The Line 3 replacement project is key to safely delivering affordable energy to consumers, bolstering the American economy, and strengthening our national security and energy security interests. Pipelines have been recognized as the safest, most efficient, and most environmentally-conscious method of transporting the oil and gas that fuels the global economy.
Relying on the Middle East for our energy needs stands to weaken our economic, security, and diplomatic interests. Rather than calling on OPEC nations to produce more oil, it is time to support North American energy development and infrastructure investment right here at home.
Real Clear Energy recently published an op-ed from the American Petroleum Institute’s Mark Green regarding the dangerous precedent set by President Biden’s pro-energy import position while at the same time pushing policies that hinder much-needed energy development and infrastructure growth here at home.
As gasoline prices continue to rise, President Biden last week called on OPEC to reverse COVID-era production cuts and increase the supply of oil to the global market. However, the President’s plea comes after numerous domestic policies – such as the ban on federal leasing and the cancellation of the Keystone XL pipeline – have curtailed potential oil and gas development and critical infrastructure development.
Basically, the White House is begging OPEC to produce more oil even as it perpetuates an indefinite pause on new oil and natural gas leases on federal lands and waters – which includes the vast resources held on the U.S. outer continental shelf – suggests tax hikes for our industry and blocks critical energy infrastructure.
It doesn’t have to be this way. The White House should resume new federal leasing, right now, as ordered by a federal court. It should stop talking about measures that would single out the natural gas and oil industry for higher taxes, discouraging new investment and production. It should support safe and responsible infrastructure upgrades and new construction.
The administration should stop looking to foreign suppliers for help and focus on what can be done here at home to increase U.S. energy security and benefit American consumers.
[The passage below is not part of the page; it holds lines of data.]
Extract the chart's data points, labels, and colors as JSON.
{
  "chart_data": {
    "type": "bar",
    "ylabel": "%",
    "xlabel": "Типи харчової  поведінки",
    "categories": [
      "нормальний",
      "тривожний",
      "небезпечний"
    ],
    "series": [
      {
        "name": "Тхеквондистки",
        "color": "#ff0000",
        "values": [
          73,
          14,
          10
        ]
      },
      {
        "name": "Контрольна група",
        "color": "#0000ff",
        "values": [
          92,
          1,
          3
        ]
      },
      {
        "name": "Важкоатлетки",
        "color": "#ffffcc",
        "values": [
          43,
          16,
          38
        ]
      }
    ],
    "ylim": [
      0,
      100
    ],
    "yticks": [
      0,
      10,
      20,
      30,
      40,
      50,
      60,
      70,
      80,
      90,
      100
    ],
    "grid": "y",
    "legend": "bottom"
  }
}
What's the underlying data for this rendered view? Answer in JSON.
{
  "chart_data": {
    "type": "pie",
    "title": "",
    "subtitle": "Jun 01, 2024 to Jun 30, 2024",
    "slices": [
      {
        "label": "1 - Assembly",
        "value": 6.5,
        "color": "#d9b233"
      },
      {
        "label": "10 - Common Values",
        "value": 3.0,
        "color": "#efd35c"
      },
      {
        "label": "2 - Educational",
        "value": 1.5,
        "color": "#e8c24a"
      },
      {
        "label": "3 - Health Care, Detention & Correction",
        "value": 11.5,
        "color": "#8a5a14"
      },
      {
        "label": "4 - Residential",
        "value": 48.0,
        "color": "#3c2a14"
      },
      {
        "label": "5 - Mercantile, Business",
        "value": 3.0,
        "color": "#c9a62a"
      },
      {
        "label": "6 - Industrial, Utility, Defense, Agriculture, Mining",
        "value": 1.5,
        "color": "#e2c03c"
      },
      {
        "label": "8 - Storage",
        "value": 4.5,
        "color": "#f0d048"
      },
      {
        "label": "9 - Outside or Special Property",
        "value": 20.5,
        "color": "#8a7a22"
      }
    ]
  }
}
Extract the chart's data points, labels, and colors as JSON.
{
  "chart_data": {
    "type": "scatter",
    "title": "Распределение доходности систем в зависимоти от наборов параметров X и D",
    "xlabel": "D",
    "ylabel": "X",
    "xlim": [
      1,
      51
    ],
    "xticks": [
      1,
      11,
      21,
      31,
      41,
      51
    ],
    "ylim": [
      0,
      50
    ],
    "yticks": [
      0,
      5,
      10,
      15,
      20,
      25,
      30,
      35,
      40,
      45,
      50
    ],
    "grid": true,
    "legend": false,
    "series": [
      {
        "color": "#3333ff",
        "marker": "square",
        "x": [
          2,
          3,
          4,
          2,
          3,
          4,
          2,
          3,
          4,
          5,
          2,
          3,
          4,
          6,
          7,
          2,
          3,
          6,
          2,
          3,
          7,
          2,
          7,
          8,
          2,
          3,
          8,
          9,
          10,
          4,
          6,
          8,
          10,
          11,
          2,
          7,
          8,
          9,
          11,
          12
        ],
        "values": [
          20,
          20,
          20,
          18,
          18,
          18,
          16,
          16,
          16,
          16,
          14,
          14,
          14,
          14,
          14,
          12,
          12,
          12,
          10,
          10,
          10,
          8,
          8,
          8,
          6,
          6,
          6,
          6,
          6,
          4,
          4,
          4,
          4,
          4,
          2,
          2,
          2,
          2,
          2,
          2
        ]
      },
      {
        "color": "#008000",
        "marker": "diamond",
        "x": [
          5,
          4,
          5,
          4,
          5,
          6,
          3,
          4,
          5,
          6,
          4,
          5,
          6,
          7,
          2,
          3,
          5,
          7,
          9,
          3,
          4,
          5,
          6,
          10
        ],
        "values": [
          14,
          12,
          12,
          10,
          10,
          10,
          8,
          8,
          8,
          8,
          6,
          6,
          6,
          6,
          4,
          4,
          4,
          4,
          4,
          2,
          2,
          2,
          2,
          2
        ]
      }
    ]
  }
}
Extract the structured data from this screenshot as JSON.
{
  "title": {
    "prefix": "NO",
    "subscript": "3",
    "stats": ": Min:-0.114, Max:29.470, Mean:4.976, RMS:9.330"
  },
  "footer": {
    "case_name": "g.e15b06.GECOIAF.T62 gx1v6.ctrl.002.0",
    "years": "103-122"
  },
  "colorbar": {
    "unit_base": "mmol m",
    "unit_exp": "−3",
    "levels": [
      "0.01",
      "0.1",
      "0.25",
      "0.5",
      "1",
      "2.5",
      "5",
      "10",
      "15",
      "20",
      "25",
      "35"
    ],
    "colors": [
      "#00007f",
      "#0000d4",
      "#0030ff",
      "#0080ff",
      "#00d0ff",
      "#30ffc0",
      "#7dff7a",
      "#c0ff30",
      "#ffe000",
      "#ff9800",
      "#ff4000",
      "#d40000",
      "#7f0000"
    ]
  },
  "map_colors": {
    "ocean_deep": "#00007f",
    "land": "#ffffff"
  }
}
The U.S. Energy Information Administration (EIA) recently forecasted that U.S. natural gas exports will exceed imports by an average of 11.0 billion cubic feet per day (Bcf/d) in 2021, or almost 50% more than the 2020 average of 7.5 Bcf/d. The EIA reports “increases in liquefied natural gas (LNG) exports and in pipeline exports to Mexico are driving this growth in U.S. natural gas exports.”
In 2020, natural gas exported accounted for 23% of total U.S. energy exports, while U.S. LNG exports have grown as the nation has added additional export capacity and expanded its LNG export destinations.
EIA expects U.S. natural gas exports to continue to grow throughout the next year, playing a key role in providing reliable, affordable, and cleaner-burning fuels for our allies around the globe. This continued growth has been made possible by burgeoning development in the Permian and Marcellus formations, as well as critical investments in energy infrastructure.